Despite its relatively straightforward process, there is still the possibility that complications can occur after Mohs surgery. Some risks of the procedure include the following:
- Bleeding: Anytime an incision is made, bleeding will occur. Dr. Mamelak prefers to use a local anesthetic that contains epinephrine, as this helps constrict blood vessels and reduce blood loss. After surgery you may still experience bruising and potentially a hematoma (blood collecting under the skin).
- Pain: Dr. Mamelak advises patients on how they can minimize discomfort after Mohs surgery. While some pain is normal, most patients are surprised at how little discomfort they have, allowing them to resume their normal schedule after just two hours. In a research paper published in the Journal of the American Academy of Dermatology, Dr. Mamelak evaluated the link between pain levels after Mohs surgery, the complexity of the procedure, and the reconstructive technique used after the skin cancer removal.
- Scarring: As with any surgery, scarring can’t be avoided with Mohs surgery. Scars may alter the look of the skin as well as cause itching and soreness. To minimize post-operative scarring from Mohs surgery, Dr. Mamelak uses precise reconstructive techniques to minimize trauma to the area. Keep in mind that healing from surgery takes time, and a surgical wound may take up to six months before the final result can be seen.
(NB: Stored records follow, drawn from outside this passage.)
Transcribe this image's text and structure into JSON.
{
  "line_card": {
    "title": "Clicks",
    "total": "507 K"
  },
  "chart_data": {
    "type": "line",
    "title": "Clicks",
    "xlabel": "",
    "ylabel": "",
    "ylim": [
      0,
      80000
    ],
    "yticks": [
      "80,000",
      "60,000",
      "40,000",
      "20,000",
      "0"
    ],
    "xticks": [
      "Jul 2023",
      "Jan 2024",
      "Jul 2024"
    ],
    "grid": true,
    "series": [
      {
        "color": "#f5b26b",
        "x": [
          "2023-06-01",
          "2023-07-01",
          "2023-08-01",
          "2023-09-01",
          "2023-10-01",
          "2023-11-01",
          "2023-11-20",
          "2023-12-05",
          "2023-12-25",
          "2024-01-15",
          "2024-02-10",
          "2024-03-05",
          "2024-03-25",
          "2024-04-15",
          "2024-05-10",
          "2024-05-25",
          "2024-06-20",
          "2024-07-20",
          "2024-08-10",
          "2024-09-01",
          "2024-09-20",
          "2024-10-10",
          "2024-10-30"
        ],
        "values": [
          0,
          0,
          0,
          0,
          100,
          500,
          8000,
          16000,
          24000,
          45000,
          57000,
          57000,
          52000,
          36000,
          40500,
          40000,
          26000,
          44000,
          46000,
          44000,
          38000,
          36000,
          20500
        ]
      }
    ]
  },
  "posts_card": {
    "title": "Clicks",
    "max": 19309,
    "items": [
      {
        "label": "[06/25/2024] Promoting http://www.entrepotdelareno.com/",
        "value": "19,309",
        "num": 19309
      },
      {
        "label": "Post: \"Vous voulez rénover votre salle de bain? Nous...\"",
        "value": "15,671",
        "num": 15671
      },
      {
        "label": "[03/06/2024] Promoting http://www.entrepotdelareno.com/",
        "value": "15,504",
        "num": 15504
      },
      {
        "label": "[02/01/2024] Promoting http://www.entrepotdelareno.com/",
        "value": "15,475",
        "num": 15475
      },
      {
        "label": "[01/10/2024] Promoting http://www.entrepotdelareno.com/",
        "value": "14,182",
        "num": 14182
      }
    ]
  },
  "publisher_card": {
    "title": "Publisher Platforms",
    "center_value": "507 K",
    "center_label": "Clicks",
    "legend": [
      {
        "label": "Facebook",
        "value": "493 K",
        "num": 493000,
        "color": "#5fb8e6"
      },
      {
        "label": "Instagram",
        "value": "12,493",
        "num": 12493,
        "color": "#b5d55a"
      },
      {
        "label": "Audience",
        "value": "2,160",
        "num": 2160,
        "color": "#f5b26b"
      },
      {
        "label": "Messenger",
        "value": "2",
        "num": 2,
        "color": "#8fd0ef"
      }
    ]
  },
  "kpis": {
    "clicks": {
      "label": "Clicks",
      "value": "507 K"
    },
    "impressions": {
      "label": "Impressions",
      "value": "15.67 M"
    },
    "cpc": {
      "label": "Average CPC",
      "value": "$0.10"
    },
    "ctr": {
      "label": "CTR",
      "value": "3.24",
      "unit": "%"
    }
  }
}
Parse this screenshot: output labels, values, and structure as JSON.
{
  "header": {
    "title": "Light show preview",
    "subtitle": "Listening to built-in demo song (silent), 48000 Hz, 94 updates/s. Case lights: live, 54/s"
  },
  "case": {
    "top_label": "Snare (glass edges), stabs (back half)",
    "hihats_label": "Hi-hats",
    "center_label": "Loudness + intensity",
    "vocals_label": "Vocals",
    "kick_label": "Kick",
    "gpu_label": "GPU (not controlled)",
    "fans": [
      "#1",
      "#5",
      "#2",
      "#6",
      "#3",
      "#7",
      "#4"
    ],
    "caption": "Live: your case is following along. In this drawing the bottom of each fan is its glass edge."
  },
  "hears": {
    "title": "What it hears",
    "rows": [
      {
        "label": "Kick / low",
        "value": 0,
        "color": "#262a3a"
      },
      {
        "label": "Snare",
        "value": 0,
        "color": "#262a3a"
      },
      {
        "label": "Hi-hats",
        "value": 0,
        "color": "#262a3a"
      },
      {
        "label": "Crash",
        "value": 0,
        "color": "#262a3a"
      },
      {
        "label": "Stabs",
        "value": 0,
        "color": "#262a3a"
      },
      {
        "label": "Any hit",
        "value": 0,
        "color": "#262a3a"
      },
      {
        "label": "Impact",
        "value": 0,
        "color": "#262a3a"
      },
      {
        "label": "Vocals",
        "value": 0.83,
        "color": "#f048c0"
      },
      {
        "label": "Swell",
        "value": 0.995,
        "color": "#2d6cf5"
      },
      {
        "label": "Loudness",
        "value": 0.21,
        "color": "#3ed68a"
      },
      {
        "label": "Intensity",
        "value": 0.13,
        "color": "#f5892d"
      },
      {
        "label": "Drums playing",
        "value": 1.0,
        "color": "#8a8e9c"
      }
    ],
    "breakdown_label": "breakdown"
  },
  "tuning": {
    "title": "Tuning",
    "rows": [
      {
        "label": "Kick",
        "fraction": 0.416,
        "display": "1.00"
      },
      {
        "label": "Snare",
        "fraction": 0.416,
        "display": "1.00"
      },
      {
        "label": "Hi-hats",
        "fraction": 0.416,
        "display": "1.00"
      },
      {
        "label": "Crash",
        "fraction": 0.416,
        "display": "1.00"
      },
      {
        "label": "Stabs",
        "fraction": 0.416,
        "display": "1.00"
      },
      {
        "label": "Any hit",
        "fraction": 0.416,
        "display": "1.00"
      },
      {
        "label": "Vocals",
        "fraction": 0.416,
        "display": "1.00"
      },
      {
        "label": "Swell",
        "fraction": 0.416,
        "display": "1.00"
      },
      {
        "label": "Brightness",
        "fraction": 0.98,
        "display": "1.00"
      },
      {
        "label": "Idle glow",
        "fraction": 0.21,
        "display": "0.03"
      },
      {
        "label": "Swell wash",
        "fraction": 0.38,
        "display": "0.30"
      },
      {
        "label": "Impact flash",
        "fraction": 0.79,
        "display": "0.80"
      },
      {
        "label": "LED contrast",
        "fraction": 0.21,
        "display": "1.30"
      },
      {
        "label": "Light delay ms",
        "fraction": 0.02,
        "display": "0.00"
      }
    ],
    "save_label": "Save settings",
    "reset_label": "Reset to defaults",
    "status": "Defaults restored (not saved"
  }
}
- Necrosis: When the tissue dies at the wound site as it’s trying to heal, this is known as necrosis. This can result from different factors, such as infection or hematoma. Necrosis may develop with dehiscence, which is characterized by the edges of the stitched wound separating.
- Infection: Although very rare, infection is a potential complication after Mohs surgery. Studies have shown that this occurs less than 1-2% of the time, though. In some cases Dr. Mamelak may prescribe an antibiotic to help prevent the possibility of infection.
- Nerve Damage: When the tumor is surgically removed, this can also sever superficial nerves. If this damage occurs, the area may feel differently or become numb. Should this happen in a patient who has a tumor deep under their skin, this may impair the nerves that control certain muscles.
- Allergic Reaction: Some patients may break out into a skin rash after Mohs surgery. This reaction usually results from an allergy to the adhesive in the surgical tape that is covering the wound. However, in rare cases patients may have an allergic reaction to the local anesthetic.
- Recurrence: Mohs surgery has an incredibly high cure rate, with over 99% of some primary tumors being cured. When skin cancer does recur, this often presents as a bump next to the original area that was operated on. Although this is rare, Dr. Mamelak urges patients to regularly get skin examinations by their dermatologist to catch skin cancer at its earliest stages if it does recur.